Shoppers and residents saw a store that had been on Armonk’s Main Street for 30 years shutter its doors on New Year’s Eve.
Another downtown merchant with an even longer run will soon be retiring and closing her doors by the end of February.
For Elida Renna and Angelina Himmelstein, the sisters who owned and operated the card and gift shop The Right Thing since October 1987, they were largely victims of the changing shopping habits of consumers in the digital age.
During their next-to-last day in business, with the shelves already mostly bare, Renna looked back at 30 terrific years but also lamented losing customers to the ease of online shopping for everything from cards and knick-knacks to clothes and gift items.
“Over the last 30 years, the landlord and the community have been very good to us. There were so many positives, said Renna, who opened The Right Thing at 387 Main St. shortly before Halloween and plans to retire.
Ronnie Zeidenberg, owner of Sheep Shack, a woman’s clothing store that has called Armonk home for 42 years, also said she is retiring next month. Unlike the owners of The Right Thing, however, Zeidenberg said she was closing shop because she felt it was the right time for her. She hasn’t been impacted as much by e-commerce because there is merchandise that she carries, both casual and formal, that her customers can’t get anywhere else.
“I think in the past two years I’ve seen that, but I have a very unique business, we’re very personalized, so I think that my customers are the type of customers that will be coming in now to get the sale things, they’re the kind of customers that I don’t think buy clothing online,” Zeidenberg said. “I think they like the personal (touch); this is the right fit. That’s the dying breed.”
For a hamlet to see two venerable businesses like The Right Thing, and Sheep Shack disappear from its downtown landscape within a couple of months might be cause for alarm. However, Armonk Chamber of Commerce President Neal Schwartz said the downtown should be able to weather this mini upheaval.
There is already talk of another shop moving into the space occupied by The Right Thing, Schwartz said.
Meanwhile, several other new businesses have been confirmed for some of the other vacancies or will be replacing existing stores, he said. An Indian restaurant is moving into the space next to Zero Otto Nove on Old Route 22; the Leone Dental Group is expanding to take over the space that had formerly occupied by Bowls; and a Lifestyle Nutrition will be moving into 475 Main St.

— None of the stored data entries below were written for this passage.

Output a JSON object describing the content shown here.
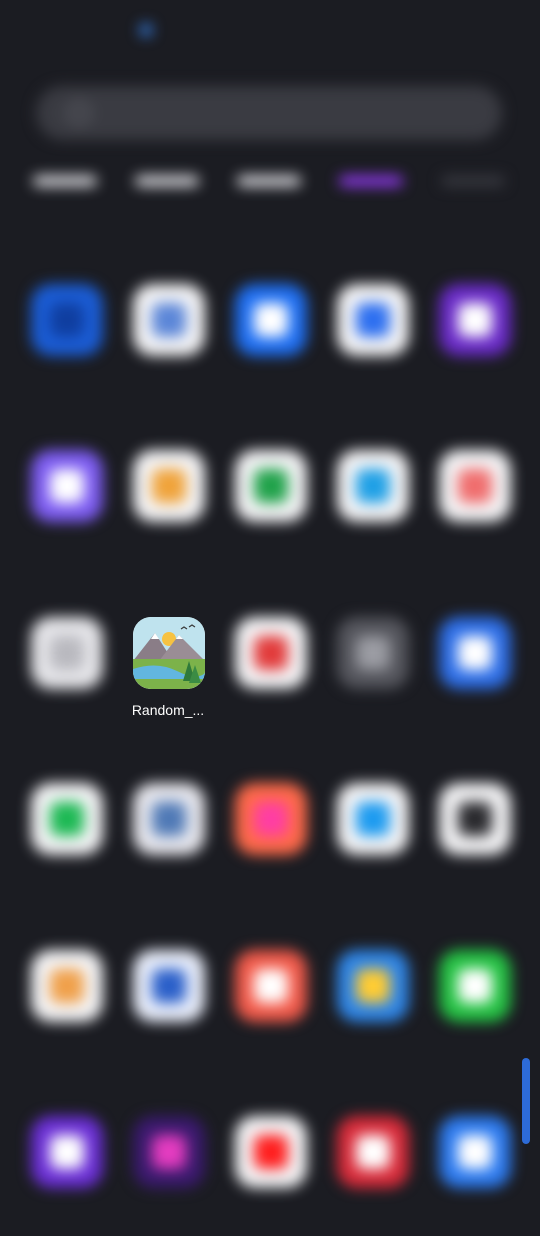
{
  "status_bar": {
    "left_text": "",
    "right_text": ""
  },
  "search": {
    "placeholder": ""
  },
  "top_row": [
    {
      "label": "",
      "bar": "light"
    },
    {
      "label": "",
      "bar": "light"
    },
    {
      "label": "",
      "bar": "light"
    },
    {
      "label": "",
      "bar": "purple"
    },
    {
      "label": "",
      "bar": "dark"
    }
  ],
  "apps": [
    {
      "label": "",
      "icon": "paypal-icon",
      "bg": "#1b5dd6",
      "fg": "#0f3ea0"
    },
    {
      "label": "",
      "icon": "card-icon",
      "bg": "#f4f4f6",
      "fg": "#5b86d8"
    },
    {
      "label": "",
      "icon": "phone-icon",
      "bg": "#1f6ff2",
      "fg": "#ffffff"
    },
    {
      "label": "",
      "icon": "shield-icon",
      "bg": "#f4f4f6",
      "fg": "#2d6ff0"
    },
    {
      "label": "",
      "icon": "phonepe-icon",
      "bg": "#6a2bc8",
      "fg": "#ffffff"
    },
    {
      "label": "",
      "icon": "photos-icon",
      "bg": "#7d5cf2",
      "fg": "#ffffff"
    },
    {
      "label": "",
      "icon": "google-photos-icon",
      "bg": "#f4f4f6",
      "fg": "#f0a33a"
    },
    {
      "label": "",
      "icon": "play-games-icon",
      "bg": "#f4f4f6",
      "fg": "#20a24a"
    },
    {
      "label": "",
      "icon": "play-store-icon",
      "bg": "#f4f4f6",
      "fg": "#1fa0e6"
    },
    {
      "label": "",
      "icon": "podcasts-icon",
      "bg": "#f4f4f6",
      "fg": "#f06d6d"
    },
    {
      "label": "",
      "icon": "qr-icon",
      "bg": "#e6e6ea",
      "fg": "#b9b9bf"
    },
    {
      "label": "Random_...",
      "icon": "landscape-icon",
      "bg": "#ffffff",
      "fg": "#ffffff",
      "sharp": true
    },
    {
      "label": "",
      "icon": "recorder-icon",
      "bg": "#f4f4f6",
      "fg": "#e23b3b"
    },
    {
      "label": "",
      "icon": "settings-icon",
      "bg": "#55565d",
      "fg": "#9b9ca3"
    },
    {
      "label": "",
      "icon": "signal-icon",
      "bg": "#2e6fe8",
      "fg": "#ffffff"
    },
    {
      "label": "",
      "icon": "spotify-icon",
      "bg": "#f4f4f6",
      "fg": "#1db954"
    },
    {
      "label": "",
      "icon": "telegram-icon",
      "bg": "#e8e8ee",
      "fg": "#4f79b6"
    },
    {
      "label": "",
      "icon": "theme-store-icon",
      "bg": "#ff6a4a",
      "fg": "#ff3ea3"
    },
    {
      "label": "",
      "icon": "twitter-icon",
      "bg": "#f4f4f6",
      "fg": "#1d9bf0"
    },
    {
      "label": "",
      "icon": "uber-icon",
      "bg": "#f4f4f6",
      "fg": "#2a2a2e"
    },
    {
      "label": "",
      "icon": "upi-icon",
      "bg": "#f4f4f6",
      "fg": "#f0a04a"
    },
    {
      "label": "",
      "icon": "opera-icon",
      "bg": "#e9eefb",
      "fg": "#2a5fc9"
    },
    {
      "label": "",
      "icon": "videos-icon",
      "bg": "#f25a4a",
      "fg": "#ffffff"
    },
    {
      "label": "",
      "icon": "weather-icon",
      "bg": "#2f86e8",
      "fg": "#ffcc33"
    },
    {
      "label": "",
      "icon": "whatsapp-icon",
      "bg": "#25c244",
      "fg": "#ffffff"
    },
    {
      "label": "",
      "icon": "yahoo-icon",
      "bg": "#6b2fd6",
      "fg": "#ffffff"
    },
    {
      "label": "",
      "icon": "zee-icon",
      "bg": "#3a1a6e",
      "fg": "#e43cc0"
    },
    {
      "label": "",
      "icon": "youtube-icon",
      "bg": "#f4f4f6",
      "fg": "#ff1f1f"
    },
    {
      "label": "",
      "icon": "zomato-icon",
      "bg": "#d92b3a",
      "fg": "#ffffff"
    },
    {
      "label": "",
      "icon": "zoom-icon",
      "bg": "#2d7bf0",
      "fg": "#ffffff"
    }
  ]
}
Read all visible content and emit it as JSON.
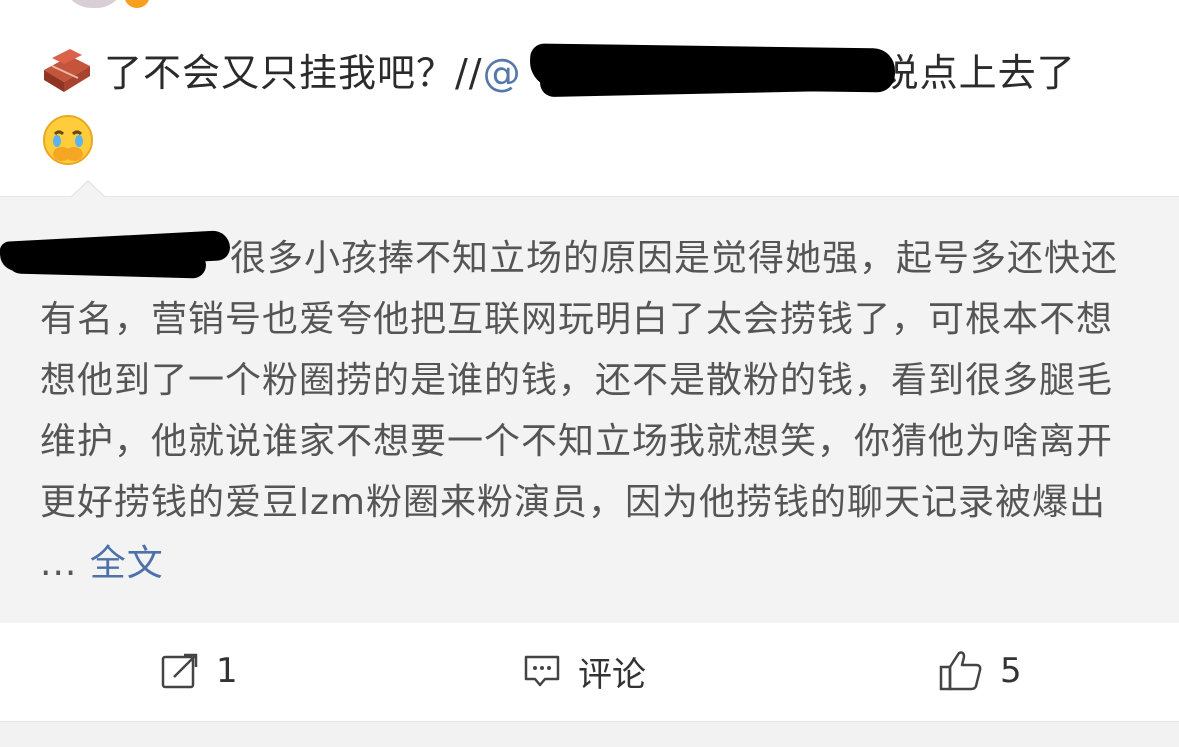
{
  "post": {
    "emoji_brick": "brick-emoji",
    "text_before_mention": "了不会又只挂我吧？//",
    "mention_visible": "@",
    "text_after_mention": "全说点上去了",
    "emoji_cry": "crying-covering-mouth-emoji"
  },
  "quote": {
    "user_visible": "",
    "body": "很多小孩捧不知立场的原因是觉得她强，起号多还快还有名，营销号也爱夸他把互联网玩明白了太会捞钱了，可根本不想想他到了一个粉圈捞的是谁的钱，还不是散粉的钱，看到很多腿毛维护，他就说谁家不想要一个不知立场我就想笑，你猜他为啥离开更好捞钱的爱豆lzm粉圈来粉演员，因为他捞钱的聊天记录被爆出 ...",
    "full_text_link": "全文"
  },
  "actions": {
    "repost_count": "1",
    "comment_label": "评论",
    "like_count": "5"
  },
  "colors": {
    "link_blue": "#4d71a8",
    "quote_bg": "#f3f3f3",
    "text_dark": "#2b2b2b"
  }
}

Schwartz said many businesses fall prey to “the Amazon effect,” but with Armonk having become a sort of restaurant hub along with some unique shops and spaces that don’t lend themselves to chain stores, the downtown has withstood the challenges so far.

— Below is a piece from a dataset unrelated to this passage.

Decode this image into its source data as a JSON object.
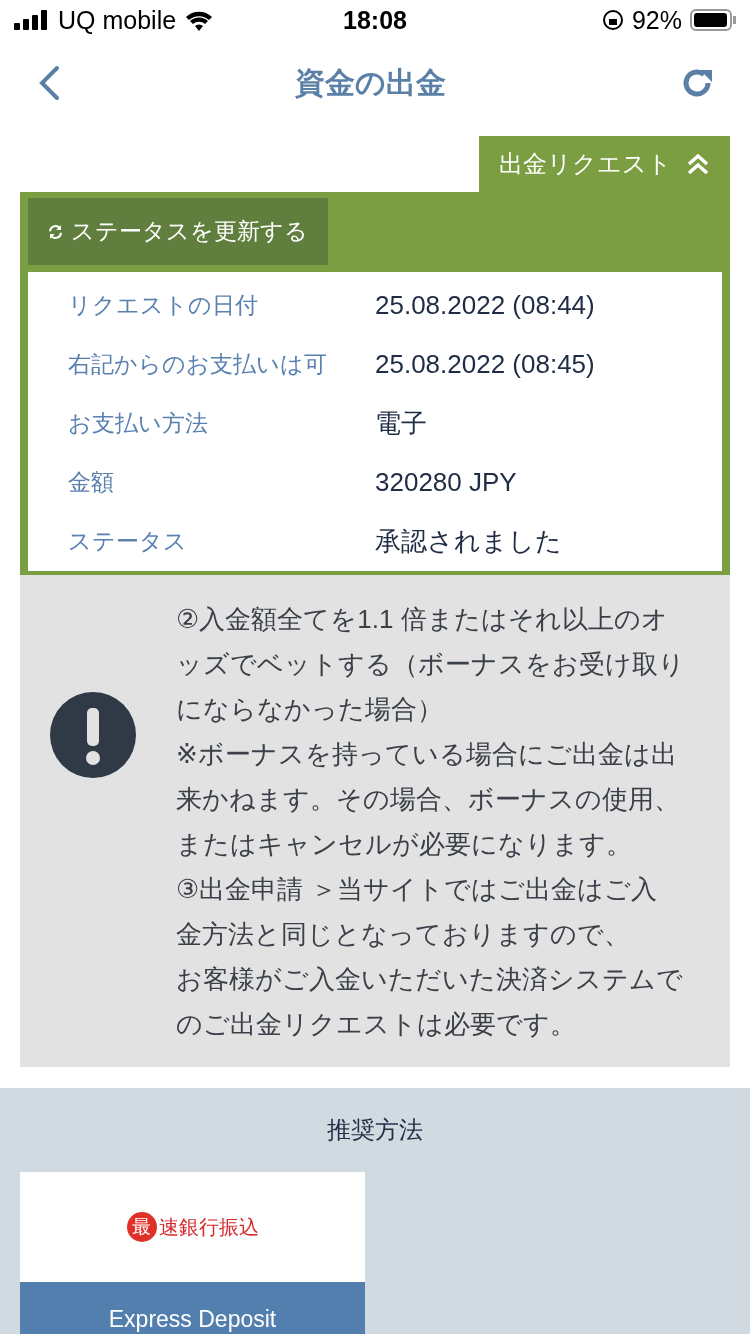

“The people that I know like visiting the downtown stores,” he said. “There are always pressures from online (shopping) and big-box stores, but overall I think we’re doing pretty well.”
North Castle Supervisor Michael Schiliro said he will miss Renna and Himmelstein at The Right Thing because they had been a major part of the community. Visiting their shop or many of the other independently-owned businesses in town was like visiting relatives, he said.
“Going in with my daughters one last time on the store’s last day to say goodbye was like saying goodbye to family, as my daughters have so many memories of shopping there,” Schiliro said. “Even more so, they were part of the community’s life, as so many small businesses are. Businesses like this mean the world to the community, and are sorely missed when they close.”
Longtime merchant Judy Willsey, owner of Framings, said she was elated to learn that a florist will be moving into the Sheep Shack space that is next door to her store.
But losing a business like The Right Thing was heartbreaking for Willsey because she also has great memories of having her daughter shop there when she was small. Willsey hopes whatever does move into that space will generate foot traffic and something that is appreciated and has staying power.
“I will be so sad not to be able to pop in and buy something I need for my shop or get a birthday card,” she said of The Right Thing. “And you can bet your bottom dollar you will never catch me in CVS.”
Zeidenberg said a key to retail success today is offering merchandise that customers won’t be able to find elsewhere. She’s appreciative that Armonk residents and shoppers have helped her maintain a thriving shop for more than four decades.
Last week, she posted a sign with the news that she’s leaving at the end of next month. It reads: “Thank you for being a part of your life. You will be remembered.”
“Armonk’s been very good to me,” Zeidenberg said. “Not everybody can say that, not even the big chain stores.”